Alguns podem argumentar que no Brasil já morreram mais de 400 mil brasileiros, vítimas do coronavírus, número infinitamente maior do que a tragédia de Santa Catarina. É verdade. É um fato triste e doloroso. O ponto, porém, é outro: quem realmente acredita que algo produtivo possa sair de uma comissão parlamentar de inquérito cujo relator é o insuspeito Renan Calheiros? Há algo bom nos trabalhos conduzidos pelo arauto das boas práticas Omar Aziz? O que esperar do moderado e nada radical vice-presidente da CPI, Randolfe Rodrigues?
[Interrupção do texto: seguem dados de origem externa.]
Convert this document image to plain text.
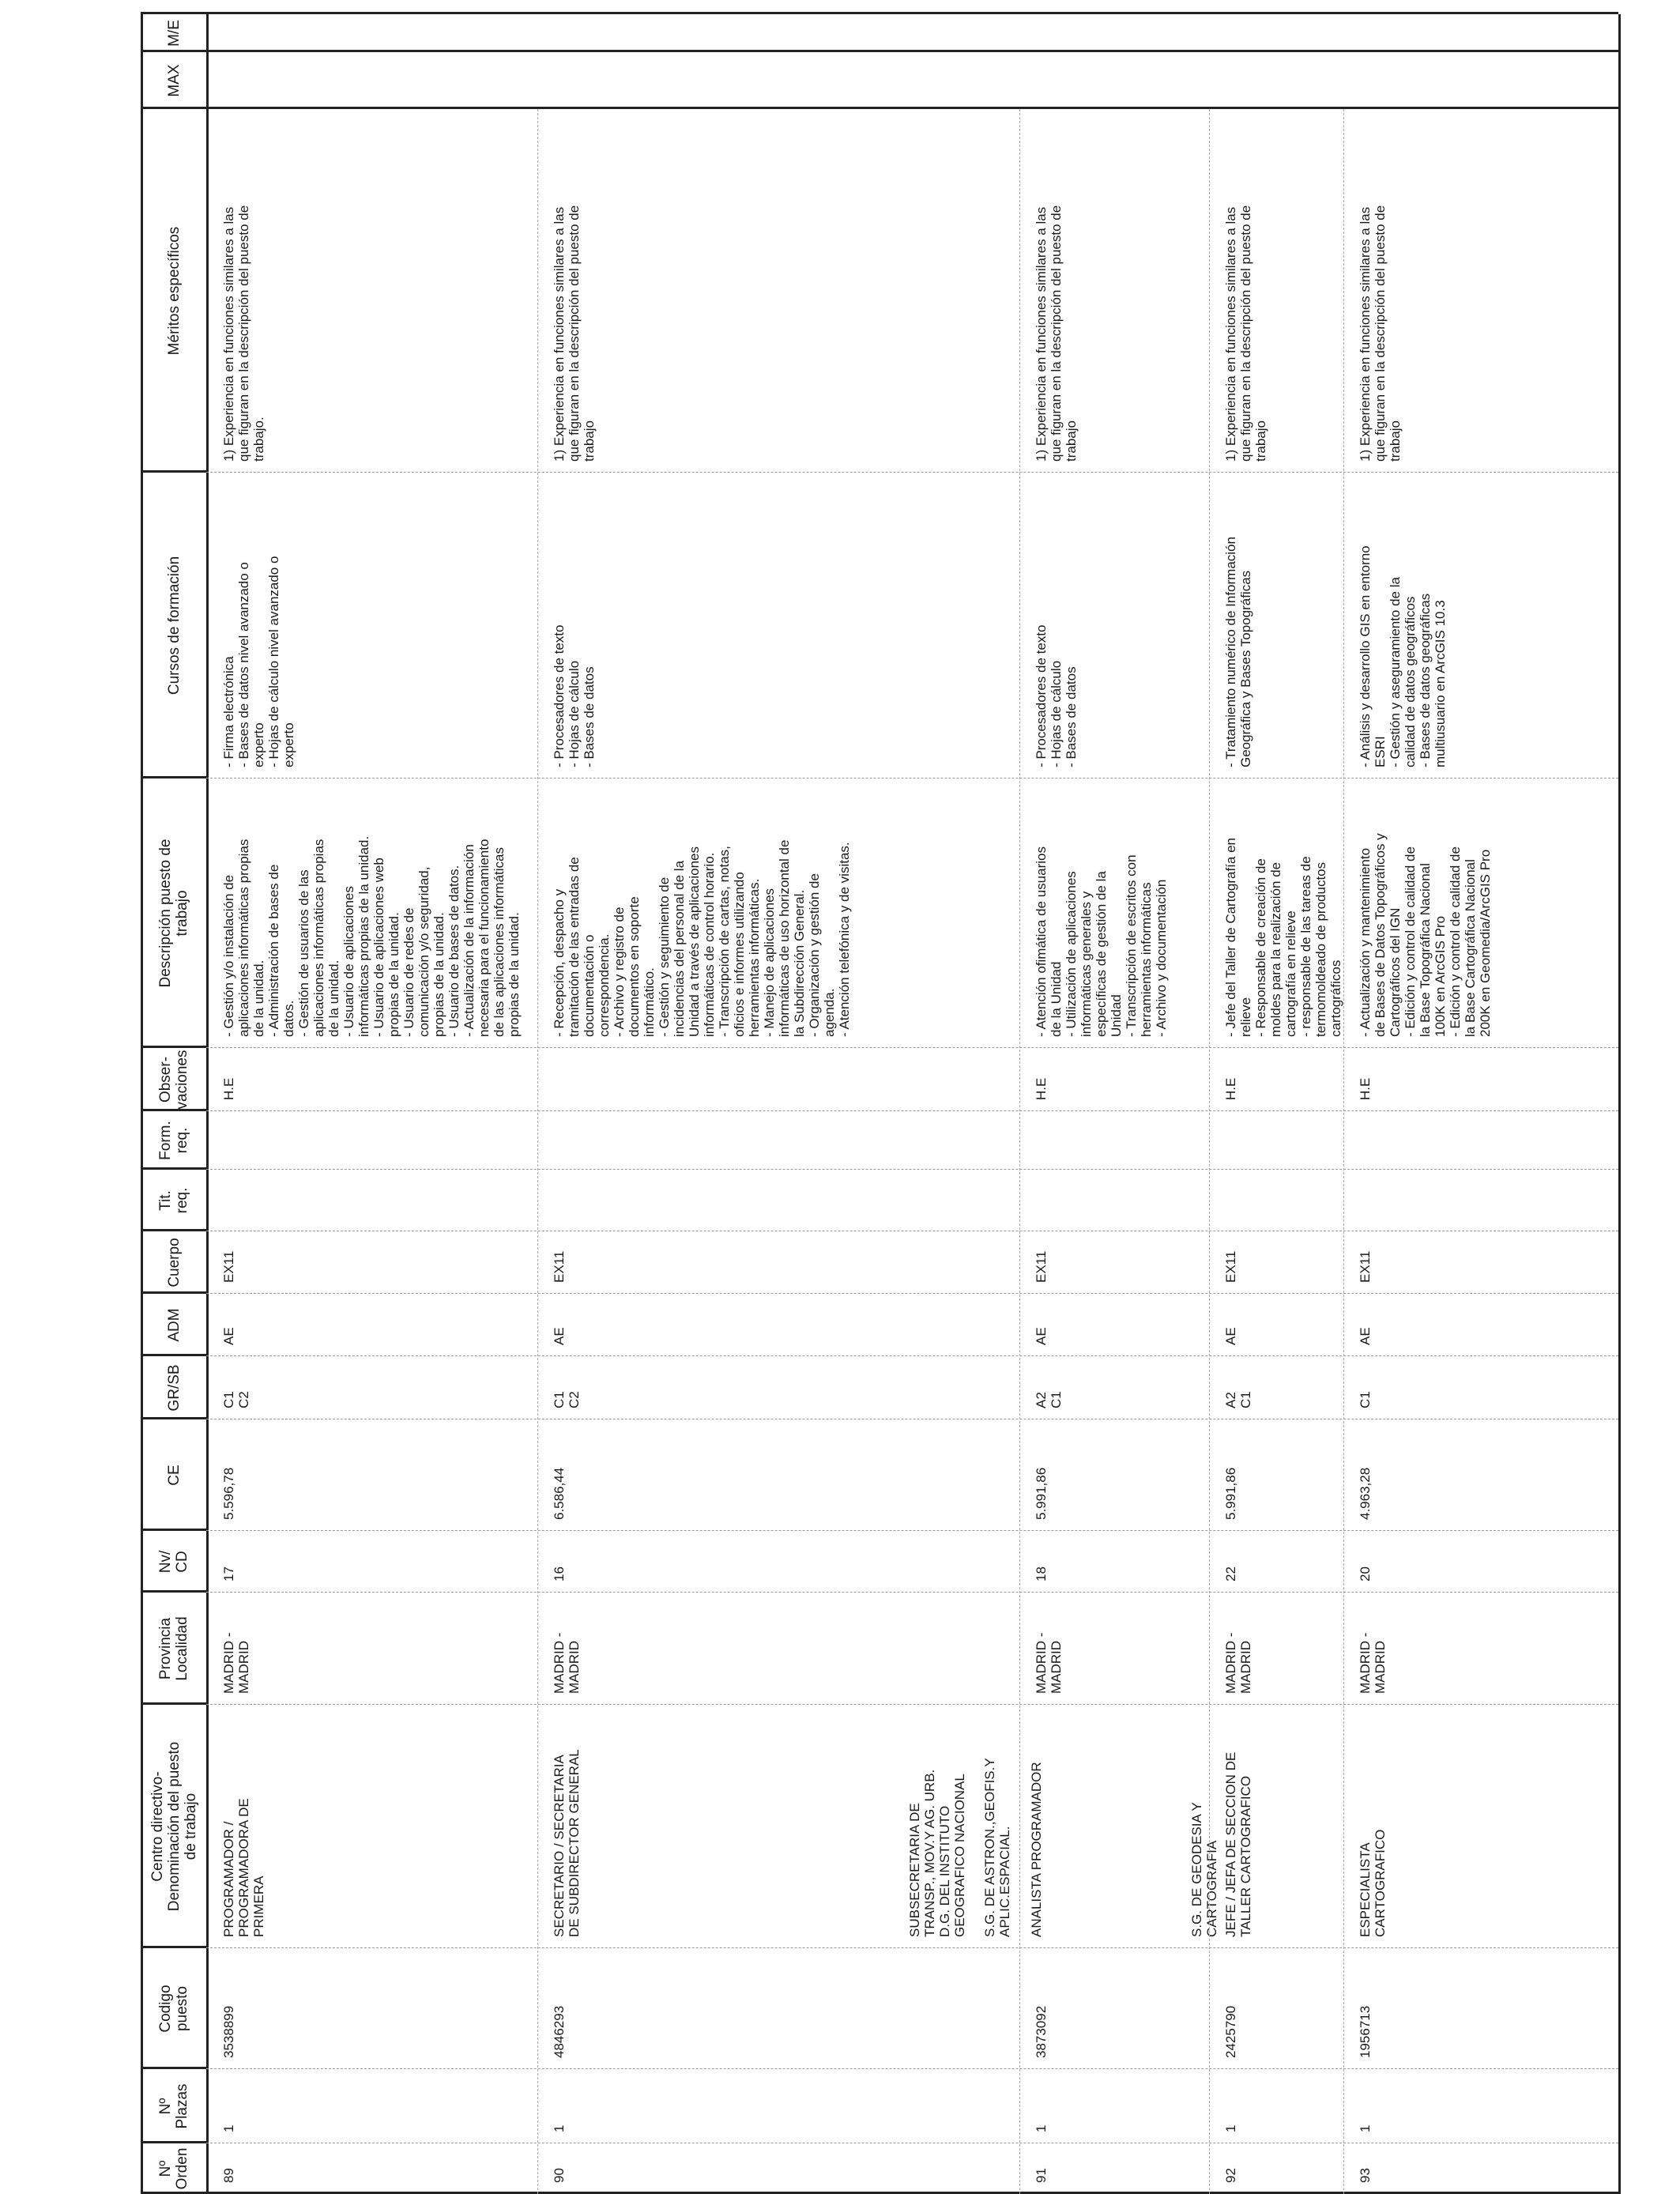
Nº
Orden
Nº
Plazas
Codigo
puesto
Centro directivo-
Denominación del puesto
de trabajo
Provincia
Localidad
Nv/
CD
CE
GR/SB
ADM
Cuerpo
Tit.
req.
Form.
req.
Obser-
vaciones
Descripción puesto de
trabajo
Cursos de formación
Méritos específicos
MAX
M/E
89
1
3538899
PROGRAMADOR /
PROGRAMADORA DE
PRIMERA
MADRID -
MADRID
17
5.596,78
C1
C2
AE
EX11
H.E
- Gestión y/o instalación de
aplicaciones informáticas propias
de la unidad.
- Administración de bases de
datos.
- Gestión de usuarios de las
aplicaciones informáticas propias
de la unidad.
- Usuario de aplicaciones
informáticas propias de la unidad.
- Usuario de aplicaciones web
propias de la unidad.
- Usuario de redes de
comunicación y/o seguridad,
propias de la unidad.
- Usuario de bases de datos.
- Actualización de la información
necesaria para el funcionamiento
de las aplicaciones informáticas
propias de la unidad.
- Firma electrónica
- Bases de datos nivel avanzado o
experto
- Hojas de cálculo nivel avanzado o
experto
1) Experiencia en funciones similares a las
que figuran en la descripción del puesto de
trabajo.
90
1
4846293
SECRETARIO / SECRETARIA
DE SUBDIRECTOR GENERAL
MADRID -
MADRID
16
6.586,44
C1
C2
AE
EX11
- Recepción, despacho y
tramitación de las entradas de
documentación o
correspondencia.
- Archivo y registro de
documentos en soporte
informático.
- Gestión y seguimiento de
incidencias del personal de la
Unidad a través de aplicaciones
informáticas de control horario.
- Transcripción de cartas, notas,
oficios e informes utilizando
herramientas informáticas.
- Manejo de aplicaciones
informáticas de uso horizontal de
la Subdirección General.
- Organización y gestión de
agenda.
- Atención telefónica y de visitas.
- Procesadores de texto
- Hojas de cálculo
- Bases de datos
1) Experiencia en funciones similares a las
que figuran en la descripción del puesto de
trabajo
91
1
3873092
ANALISTA PROGRAMADOR
MADRID -
MADRID
18
5.991,86
A2
C1
AE
EX11
H.E
- Atención ofimática de usuarios
de la Unidad
- Utilización de aplicaciones
informáticas generales y
específicas de gestión de la
Unidad
- Transcripción de escritos con
herramientas informáticas
- Archivo y documentación
- Procesadores de texto
- Hojas de cálculo
- Bases de datos
1) Experiencia en funciones similares a las
que figuran en la descripción del puesto de
trabajo
SUBSECRETARIA DE
TRANSP., MOV.Y AG. URB.
D.G. DEL INSTITUTO
GEOGRAFICO NACIONAL

S.G. DE ASTRON.,GEOFIS.Y
APLIC.ESPACIAL.
92
1
2425790
JEFE / JEFA DE SECCION DE
TALLER CARTOGRAFICO
MADRID -
MADRID
22
5.991,86
A2
C1
AE
EX11
H.E
- Jefe del Taller de Cartografía en
relieve
- Responsable de creación de
moldes para la realización de
cartografía en relieve
- responsable de las tareas de
termomoldeado de productos
cartográficos
- Tratamiento numérico de Información
Geográfica y Bases Topográficas
1) Experiencia en funciones similares a las
que figuran en la descripción del puesto de
trabajo
S.G. DE GEODESIA Y
CARTOGRAFIA
93
1
1956713
ESPECIALISTA
CARTOGRAFICO
MADRID -
MADRID
20
4.963,28
C1
AE
EX11
H.E
- Actualización y mantenimiento
de Bases de Datos Topográficos y
Cartográficos del IGN
- Edición y control de calidad de
la Base Topográfica Nacional
100K en ArcGIS Pro
- Edición y control de calidad de
la Base Cartográfica Nacional
200K en Geomedia/ArcGIS Pro
- Análisis y desarrollo GIS en entorno
ESRI
- Gestión y aseguramiento de la
calidad de datos geográficos
- Bases de datos geográficas
multiusuario en ArcGIS 10.3
1) Experiencia en funciones similares a las
que figuran en la descripción del puesto de
trabajo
Sim, existem erros na condução da pandemia. Em alguns casos, a convicção do que é certo ou errado só veio com o tempo. Prova disso são as idas e vindas da Organização Mundial da Saúde, a OMS, que já desaconselhou o uso de máscaras, mas depois mudou a orientação. O presidente da República, Jair Bolsonaro, apostou pesado na hidroxicloroquina, mas hoje Ivermectina e Nitazoxanida dão sinais mais sólidos de que podem auxiliar no tratamento dos pacientes acometidos pelo vírus. No Rio Grande do Sul, o governo do Estado desenvolveu um modelo baseado em números, tendências e estatísticas, mas que ruiu após um debate jurídico e a pressão pela volta às aulas – baseada em evidências de que crianças não representam um risco em potencial na pandemia. Um novo sistema será adotado nos próximos dias. Ou seja, em um ano de pandemia muita coisa mudou.
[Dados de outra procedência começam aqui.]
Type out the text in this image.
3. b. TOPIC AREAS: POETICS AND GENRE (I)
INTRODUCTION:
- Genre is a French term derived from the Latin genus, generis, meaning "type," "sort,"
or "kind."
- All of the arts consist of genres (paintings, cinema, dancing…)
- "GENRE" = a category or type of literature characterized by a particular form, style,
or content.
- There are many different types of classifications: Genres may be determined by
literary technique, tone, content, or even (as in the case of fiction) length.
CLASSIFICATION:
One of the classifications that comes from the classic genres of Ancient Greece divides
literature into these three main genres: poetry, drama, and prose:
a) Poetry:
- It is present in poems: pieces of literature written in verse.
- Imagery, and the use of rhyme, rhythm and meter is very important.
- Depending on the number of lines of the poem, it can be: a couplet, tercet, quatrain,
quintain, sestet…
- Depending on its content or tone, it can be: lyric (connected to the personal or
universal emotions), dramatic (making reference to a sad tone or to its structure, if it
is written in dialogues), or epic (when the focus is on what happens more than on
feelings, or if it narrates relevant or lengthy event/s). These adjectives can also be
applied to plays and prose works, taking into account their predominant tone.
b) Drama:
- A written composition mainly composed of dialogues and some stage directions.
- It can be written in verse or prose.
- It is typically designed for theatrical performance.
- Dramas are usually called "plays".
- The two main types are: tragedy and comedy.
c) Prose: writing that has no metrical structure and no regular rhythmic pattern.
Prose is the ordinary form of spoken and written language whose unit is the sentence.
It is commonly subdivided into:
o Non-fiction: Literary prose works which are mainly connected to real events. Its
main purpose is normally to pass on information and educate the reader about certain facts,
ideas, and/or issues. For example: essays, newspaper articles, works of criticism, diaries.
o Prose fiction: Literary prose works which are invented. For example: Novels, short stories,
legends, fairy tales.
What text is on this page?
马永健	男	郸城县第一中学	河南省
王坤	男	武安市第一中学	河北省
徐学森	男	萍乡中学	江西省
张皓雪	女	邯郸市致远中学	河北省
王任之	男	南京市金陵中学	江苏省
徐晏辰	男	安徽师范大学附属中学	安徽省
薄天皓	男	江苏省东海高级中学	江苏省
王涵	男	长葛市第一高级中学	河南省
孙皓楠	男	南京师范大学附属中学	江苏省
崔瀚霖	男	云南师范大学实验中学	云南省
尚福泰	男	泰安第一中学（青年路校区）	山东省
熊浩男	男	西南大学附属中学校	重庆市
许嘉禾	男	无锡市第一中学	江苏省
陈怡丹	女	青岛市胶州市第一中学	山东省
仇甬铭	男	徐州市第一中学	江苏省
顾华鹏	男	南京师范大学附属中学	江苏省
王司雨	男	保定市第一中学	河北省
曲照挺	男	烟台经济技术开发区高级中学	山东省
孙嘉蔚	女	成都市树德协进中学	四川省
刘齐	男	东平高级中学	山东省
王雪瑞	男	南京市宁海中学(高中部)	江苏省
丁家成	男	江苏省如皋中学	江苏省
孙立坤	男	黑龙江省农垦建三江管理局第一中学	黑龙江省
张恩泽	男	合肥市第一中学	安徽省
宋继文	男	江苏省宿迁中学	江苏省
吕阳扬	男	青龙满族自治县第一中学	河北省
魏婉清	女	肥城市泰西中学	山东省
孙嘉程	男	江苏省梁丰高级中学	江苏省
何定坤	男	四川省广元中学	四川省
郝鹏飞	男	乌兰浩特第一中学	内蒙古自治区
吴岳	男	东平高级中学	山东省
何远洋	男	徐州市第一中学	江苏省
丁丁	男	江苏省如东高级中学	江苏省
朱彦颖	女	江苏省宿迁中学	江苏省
Voltando aos trabalhos da CPI e o meu descrédito ao que ela possa produzir, basta observar o depoimento do ex-ministro da Saúde Luiz Henrique Mandetta. Nada de novo. Apenas um político repetindo o que já havia dito em inúmeras entrevistas ao longo dos últimos meses. Crítico de Bolsonaro após a demissão, o depoente lamentou a ausência de campanhas de prevenção (no que está correto), mas deixou a coerência em casa ao esquecer que foi flagrado neste período curtindo uma praia e jogando sinuca em um bar. Nos dois casos, sem máscara.
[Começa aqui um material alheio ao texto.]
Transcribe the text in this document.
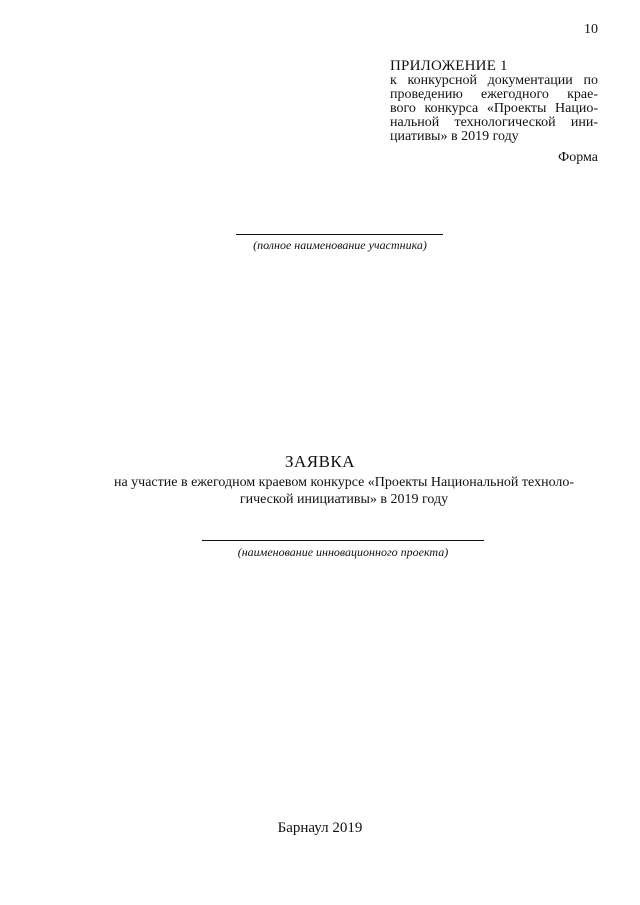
10
ПРИЛОЖЕНИЕ 1
к конкурсной документации по
проведению ежегодного крае-
вого конкурса «Проекты Нацио-
нальной технологической ини-
циативы» в 2019 году
Форма
(полное наименование участника)
ЗАЯВКА
на участие в ежегодном краевом конкурсе «Проекты Национальной техноло-
гической инициативы» в 2019 году
(наименование инновационного проекта)
Барнаул 2019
Mandetta, aos que não lembram, era o ministro que recomendava que as pessoas procurassem um hospital apenas quando sentissem falta de ar. Em boa parte dos casos, os pacientes – com um pé praticamente na cova – já poderiam providenciar um caixão no caminho até a emergência. Pode-se dizer que era uma orientação global à época e não uma exclusividade do político, mas porque Mandetta virou uma espécie de referência no combate à pandemia mesmo após manifestações assim?
Ao ver as imagens da CPI, lembro do técnico Joel Santana, figura marcante e folclórica do futebol. Ao final de uma partida, quando treinava a seleção da África do Sul, o treinador avaliou o desempenho da sua equipe usando um inglês macarrônico (o vídeo está nas redes). Ao assistir Renan, Omar, Randolfe e alguns de seus pares na comissão, inspirado em Joel, digo o seguinte: vocês só podem estar de “brincation” with me.


Existe muito trabalho a fazer em Brasília. Reforma tributária, revisão do código penal, entre outros. CPI liderada por esta turma é perda de tempo.